Artigo. 6 lida com os atos de transfer√™ncia das unidades dentro do condado que regem que o ato deve indicar as condi√ß√Ķes prescritas para a gest√£o do condado pelo mesmo decreto, as informa√ß√Ķes que devem conter a escritura sobre ativos e encargos decorrentes da gest√£o do condhotel, a previs√£o das modalidades de uso e no caso de o gerente falhar, o propriet√°rio assume as obriga√ß√Ķes do gerente (ou em caso de indisponibilidade tamb√©m incorrida pelo propriet√°rio, compensa√ß√£o) no caso de interrup√ß√£o dos servi√ßos, em dire√ß√£o ao propriet√°rio da unidade residencial. Finalmente, h√° a disposi√ß√£o de que os contratos est√£o sujeitos √† condi√ß√£o precedente de que o condado est√° em vigor.
O artigo 7¬ļ prev√™ que o gestor individual deve garantir o servi√ßo (previsto em lei e por negocia√ß√£o), enquanto o art. 8 estabelece que o propriet√°rio da unidade residencial deve respeitar o modo de condu√ß√£o, a homogeneidade est√©tica da propriedade e as demais obriga√ß√Ķes estabelecidas no n√≠vel de negocia√ß√£o.

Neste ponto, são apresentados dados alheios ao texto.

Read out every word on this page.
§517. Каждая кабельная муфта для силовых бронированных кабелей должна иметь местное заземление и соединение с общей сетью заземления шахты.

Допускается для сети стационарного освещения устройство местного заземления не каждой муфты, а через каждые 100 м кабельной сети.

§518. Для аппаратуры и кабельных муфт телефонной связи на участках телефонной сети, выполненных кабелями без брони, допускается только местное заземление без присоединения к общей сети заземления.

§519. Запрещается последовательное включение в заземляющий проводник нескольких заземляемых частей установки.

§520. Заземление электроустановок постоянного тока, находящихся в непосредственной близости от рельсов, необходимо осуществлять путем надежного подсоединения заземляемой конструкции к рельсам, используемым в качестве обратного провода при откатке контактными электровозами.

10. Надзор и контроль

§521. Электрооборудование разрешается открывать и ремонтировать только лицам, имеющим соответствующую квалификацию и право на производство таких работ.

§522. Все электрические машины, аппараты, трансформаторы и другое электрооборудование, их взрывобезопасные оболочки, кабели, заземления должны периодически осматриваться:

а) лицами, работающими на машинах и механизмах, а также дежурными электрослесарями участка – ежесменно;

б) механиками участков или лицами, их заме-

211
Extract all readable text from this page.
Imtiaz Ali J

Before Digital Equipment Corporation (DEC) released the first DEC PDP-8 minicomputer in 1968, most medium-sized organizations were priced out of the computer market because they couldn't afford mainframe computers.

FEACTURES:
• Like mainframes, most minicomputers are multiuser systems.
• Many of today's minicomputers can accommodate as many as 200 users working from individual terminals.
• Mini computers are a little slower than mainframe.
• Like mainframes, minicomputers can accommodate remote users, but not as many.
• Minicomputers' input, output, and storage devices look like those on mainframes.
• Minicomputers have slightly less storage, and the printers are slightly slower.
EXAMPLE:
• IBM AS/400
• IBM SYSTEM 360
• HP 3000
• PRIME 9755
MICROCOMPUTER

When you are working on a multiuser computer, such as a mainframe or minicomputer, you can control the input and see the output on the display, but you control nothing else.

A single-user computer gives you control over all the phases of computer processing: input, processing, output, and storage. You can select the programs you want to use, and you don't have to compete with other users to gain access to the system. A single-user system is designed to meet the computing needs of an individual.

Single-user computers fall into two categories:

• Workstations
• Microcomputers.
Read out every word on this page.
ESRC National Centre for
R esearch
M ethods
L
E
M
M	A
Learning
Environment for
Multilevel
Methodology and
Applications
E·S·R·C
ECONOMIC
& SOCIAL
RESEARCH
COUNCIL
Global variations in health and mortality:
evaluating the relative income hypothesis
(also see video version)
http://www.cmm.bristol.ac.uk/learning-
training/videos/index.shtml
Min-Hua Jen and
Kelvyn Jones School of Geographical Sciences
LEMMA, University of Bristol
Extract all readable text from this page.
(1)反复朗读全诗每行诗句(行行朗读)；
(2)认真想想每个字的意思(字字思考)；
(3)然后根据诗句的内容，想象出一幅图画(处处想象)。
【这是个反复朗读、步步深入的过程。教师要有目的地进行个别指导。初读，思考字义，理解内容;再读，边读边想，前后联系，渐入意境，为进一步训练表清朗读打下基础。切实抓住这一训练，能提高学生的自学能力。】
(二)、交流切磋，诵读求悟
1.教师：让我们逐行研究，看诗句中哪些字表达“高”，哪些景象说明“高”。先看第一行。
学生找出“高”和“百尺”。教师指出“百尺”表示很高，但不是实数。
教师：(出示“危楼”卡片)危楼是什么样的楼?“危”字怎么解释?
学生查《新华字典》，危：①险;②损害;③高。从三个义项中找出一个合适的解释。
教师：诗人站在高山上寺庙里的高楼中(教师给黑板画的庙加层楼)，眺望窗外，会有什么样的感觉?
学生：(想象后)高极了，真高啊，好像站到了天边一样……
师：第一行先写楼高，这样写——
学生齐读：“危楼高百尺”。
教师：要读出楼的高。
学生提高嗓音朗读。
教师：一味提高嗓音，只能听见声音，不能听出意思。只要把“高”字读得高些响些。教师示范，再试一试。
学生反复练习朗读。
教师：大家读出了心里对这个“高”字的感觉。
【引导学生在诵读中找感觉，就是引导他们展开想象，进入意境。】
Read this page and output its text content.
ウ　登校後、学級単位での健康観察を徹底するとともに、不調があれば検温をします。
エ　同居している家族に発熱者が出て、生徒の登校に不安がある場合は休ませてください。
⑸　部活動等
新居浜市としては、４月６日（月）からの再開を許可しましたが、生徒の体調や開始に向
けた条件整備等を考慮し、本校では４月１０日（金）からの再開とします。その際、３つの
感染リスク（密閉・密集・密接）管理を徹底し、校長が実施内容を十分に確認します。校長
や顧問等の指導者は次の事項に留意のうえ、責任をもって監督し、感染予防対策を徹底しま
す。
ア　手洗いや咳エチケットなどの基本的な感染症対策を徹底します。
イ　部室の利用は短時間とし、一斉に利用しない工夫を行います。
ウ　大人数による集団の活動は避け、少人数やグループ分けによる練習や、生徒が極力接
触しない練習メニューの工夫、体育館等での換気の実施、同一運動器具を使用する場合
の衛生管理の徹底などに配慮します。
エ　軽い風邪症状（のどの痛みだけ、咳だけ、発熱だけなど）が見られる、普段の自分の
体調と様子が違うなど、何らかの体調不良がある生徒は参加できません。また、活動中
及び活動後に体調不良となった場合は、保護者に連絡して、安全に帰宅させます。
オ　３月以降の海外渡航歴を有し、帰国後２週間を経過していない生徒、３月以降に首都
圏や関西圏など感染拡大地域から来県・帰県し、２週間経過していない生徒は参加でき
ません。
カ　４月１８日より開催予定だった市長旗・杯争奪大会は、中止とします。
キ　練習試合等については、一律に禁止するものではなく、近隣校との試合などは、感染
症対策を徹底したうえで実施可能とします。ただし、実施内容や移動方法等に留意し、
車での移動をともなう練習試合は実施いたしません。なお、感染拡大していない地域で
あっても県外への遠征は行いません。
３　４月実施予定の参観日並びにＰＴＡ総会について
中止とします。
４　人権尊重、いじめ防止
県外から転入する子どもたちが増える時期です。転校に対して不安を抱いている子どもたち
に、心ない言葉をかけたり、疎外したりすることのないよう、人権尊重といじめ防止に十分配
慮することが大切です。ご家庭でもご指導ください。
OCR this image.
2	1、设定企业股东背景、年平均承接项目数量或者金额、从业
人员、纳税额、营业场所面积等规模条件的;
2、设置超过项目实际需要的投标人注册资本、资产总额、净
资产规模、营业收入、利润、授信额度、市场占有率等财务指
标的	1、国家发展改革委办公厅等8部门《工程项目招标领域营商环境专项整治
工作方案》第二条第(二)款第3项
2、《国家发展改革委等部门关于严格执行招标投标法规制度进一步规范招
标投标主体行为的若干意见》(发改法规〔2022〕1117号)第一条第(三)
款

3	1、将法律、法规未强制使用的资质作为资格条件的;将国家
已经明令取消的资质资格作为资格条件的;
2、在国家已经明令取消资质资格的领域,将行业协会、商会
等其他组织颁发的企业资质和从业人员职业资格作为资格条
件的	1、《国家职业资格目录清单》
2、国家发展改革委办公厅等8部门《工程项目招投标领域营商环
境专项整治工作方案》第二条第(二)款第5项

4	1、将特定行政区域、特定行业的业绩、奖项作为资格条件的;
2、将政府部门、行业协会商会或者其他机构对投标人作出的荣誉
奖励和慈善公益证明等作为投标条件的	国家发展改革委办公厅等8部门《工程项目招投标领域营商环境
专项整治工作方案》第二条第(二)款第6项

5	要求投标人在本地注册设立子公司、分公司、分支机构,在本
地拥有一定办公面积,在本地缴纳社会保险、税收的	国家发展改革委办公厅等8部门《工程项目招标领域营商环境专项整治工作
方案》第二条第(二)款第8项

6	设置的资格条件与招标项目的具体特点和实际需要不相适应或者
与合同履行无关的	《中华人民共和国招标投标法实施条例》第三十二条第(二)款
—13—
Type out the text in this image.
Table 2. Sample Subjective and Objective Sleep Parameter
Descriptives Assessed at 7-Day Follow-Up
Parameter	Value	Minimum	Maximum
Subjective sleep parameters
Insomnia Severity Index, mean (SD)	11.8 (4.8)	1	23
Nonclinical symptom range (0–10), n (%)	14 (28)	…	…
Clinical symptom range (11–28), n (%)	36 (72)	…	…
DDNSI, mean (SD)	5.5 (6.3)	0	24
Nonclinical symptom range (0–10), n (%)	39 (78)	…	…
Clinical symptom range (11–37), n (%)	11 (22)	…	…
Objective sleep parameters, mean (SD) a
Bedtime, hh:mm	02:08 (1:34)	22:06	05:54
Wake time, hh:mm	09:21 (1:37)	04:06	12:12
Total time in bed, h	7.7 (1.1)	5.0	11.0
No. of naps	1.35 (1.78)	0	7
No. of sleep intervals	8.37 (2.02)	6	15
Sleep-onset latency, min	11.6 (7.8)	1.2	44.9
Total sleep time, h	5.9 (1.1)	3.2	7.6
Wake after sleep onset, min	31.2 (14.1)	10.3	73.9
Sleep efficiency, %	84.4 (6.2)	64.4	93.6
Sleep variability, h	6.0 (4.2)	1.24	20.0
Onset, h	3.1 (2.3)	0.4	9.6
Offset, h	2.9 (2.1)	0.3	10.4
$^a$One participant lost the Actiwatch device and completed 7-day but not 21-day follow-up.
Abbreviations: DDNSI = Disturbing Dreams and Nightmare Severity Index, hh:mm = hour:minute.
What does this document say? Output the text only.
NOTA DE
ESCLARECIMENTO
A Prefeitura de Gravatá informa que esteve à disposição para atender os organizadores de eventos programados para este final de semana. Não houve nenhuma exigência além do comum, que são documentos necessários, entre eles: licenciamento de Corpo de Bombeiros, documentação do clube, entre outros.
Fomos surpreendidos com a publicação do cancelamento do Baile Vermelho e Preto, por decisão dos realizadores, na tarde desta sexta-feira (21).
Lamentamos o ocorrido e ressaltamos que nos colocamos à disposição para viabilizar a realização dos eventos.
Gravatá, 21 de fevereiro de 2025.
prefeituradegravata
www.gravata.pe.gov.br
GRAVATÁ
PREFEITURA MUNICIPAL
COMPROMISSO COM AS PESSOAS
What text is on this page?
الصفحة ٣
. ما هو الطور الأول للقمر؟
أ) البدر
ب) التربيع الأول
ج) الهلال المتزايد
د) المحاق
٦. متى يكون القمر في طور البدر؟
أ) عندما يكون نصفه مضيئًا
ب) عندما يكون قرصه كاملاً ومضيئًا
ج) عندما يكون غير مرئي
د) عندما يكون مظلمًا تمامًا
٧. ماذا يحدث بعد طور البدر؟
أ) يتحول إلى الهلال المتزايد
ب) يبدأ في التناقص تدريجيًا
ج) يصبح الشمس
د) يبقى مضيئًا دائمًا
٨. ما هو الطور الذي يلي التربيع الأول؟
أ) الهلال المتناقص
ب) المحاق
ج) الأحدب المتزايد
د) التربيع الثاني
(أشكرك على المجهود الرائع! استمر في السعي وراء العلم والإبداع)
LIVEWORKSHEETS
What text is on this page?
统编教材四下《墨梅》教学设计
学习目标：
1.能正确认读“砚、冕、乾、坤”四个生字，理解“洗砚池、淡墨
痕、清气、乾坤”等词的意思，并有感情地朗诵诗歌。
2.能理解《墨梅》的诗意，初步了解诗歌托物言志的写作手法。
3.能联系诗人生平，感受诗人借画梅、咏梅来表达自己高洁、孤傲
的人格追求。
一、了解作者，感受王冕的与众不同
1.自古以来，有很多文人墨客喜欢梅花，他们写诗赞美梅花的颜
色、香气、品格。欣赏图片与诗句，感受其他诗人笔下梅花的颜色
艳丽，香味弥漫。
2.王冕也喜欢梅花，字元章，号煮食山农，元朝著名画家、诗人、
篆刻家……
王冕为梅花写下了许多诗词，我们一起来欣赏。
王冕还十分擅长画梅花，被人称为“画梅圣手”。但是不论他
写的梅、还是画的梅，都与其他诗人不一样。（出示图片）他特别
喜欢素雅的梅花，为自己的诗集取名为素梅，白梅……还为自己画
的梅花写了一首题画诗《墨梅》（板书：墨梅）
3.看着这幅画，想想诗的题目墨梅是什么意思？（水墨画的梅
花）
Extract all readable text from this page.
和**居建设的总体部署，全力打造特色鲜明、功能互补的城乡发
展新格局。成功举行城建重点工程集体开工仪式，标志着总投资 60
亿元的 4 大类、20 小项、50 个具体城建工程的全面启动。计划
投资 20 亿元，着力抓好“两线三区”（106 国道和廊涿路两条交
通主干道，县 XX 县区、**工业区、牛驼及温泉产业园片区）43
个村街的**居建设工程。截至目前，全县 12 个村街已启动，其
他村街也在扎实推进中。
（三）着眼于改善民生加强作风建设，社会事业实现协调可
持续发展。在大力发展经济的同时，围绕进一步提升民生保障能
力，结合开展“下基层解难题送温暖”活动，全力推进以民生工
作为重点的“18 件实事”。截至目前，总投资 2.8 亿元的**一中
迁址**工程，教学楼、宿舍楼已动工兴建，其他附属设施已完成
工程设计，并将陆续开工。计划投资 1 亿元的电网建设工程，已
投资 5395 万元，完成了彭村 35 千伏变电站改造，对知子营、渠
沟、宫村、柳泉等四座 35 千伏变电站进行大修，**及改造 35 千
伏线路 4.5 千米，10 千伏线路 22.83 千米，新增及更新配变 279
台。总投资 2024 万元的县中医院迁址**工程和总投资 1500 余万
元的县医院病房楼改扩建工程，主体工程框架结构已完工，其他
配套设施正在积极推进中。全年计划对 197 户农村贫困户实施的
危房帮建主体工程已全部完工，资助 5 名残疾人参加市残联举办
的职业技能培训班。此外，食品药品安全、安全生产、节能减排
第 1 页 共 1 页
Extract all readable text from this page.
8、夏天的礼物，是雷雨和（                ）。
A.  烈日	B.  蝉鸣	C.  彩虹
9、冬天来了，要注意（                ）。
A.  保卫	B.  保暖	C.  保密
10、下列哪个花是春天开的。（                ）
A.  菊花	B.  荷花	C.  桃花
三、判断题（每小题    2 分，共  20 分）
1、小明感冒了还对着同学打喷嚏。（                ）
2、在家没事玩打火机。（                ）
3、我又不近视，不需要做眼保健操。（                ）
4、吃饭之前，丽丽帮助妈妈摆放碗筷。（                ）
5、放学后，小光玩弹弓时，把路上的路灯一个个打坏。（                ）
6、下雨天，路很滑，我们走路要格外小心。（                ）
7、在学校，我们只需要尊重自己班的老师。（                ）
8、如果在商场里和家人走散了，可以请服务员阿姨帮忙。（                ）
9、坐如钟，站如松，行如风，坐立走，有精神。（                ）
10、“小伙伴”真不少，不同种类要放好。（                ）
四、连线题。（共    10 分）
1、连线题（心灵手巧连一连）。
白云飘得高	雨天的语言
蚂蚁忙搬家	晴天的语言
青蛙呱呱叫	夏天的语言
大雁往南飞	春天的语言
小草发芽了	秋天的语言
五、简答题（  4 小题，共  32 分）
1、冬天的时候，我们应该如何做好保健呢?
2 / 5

Entre os deveres do gestor, h√° tamb√©m o de comunicar para a sede da pol√≠cia i dados ocupantes por raz√Ķes de seguran√ßa e fornecer comunica√ß√Ķes para fins estat√≠sticos (art.9).
Em caso de venda, o transcrição também deve indicar a condição de suspensão acima mencionada (Artigo 10).
Artigo. 11 prev√™, em seguida, no que diz respeito √† remo√ß√£o do v√≠nculo de destino no aeroporto no caso de interven√ß√Ķes hoteleiras e constru√ß√£o de unidades residenciais, o fornecimento pelas Regi√Ķes de procedimentos simplificados para a aprova√ß√£o de variantes dos instrumentos de urbanismo pelos Munic√≠pios e, caso a variante n√£o seja necess√°ria, a possibilidade de os munic√≠pios concederem a libera√ß√£o parcial, mediante o pagamento das taxas de urbaniza√ß√£o e a possibilidade de divis√£o e descarte da unidade √ļnica em conformidade com o Decreto Ministerial 1444/68 e as regulamenta√ß√Ķes regionais sobre destino residencial e receptivo.
Possivelmente, as contribui√ß√Ķes recebidas devem ser devolvidas se a libera√ß√£o ocorrer antes do vencimento do empr√©stimo subsidiado.
Para o art.12 as Regi√Ķes podem prever normas de entendimento com as Comunas para salvaguardar as caracter√≠sticas da hospitalidade local que prev√™ propor√ß√£o entre unidades habitacionais e alojamento em hotel.
Estamos esperando para ver o texto final do decreto quando ser√° publicado no Di√°rio Oficial.



Vídeo: Stay at the Condo Hotels Playa del Carmen El Taj Oceanfront Property!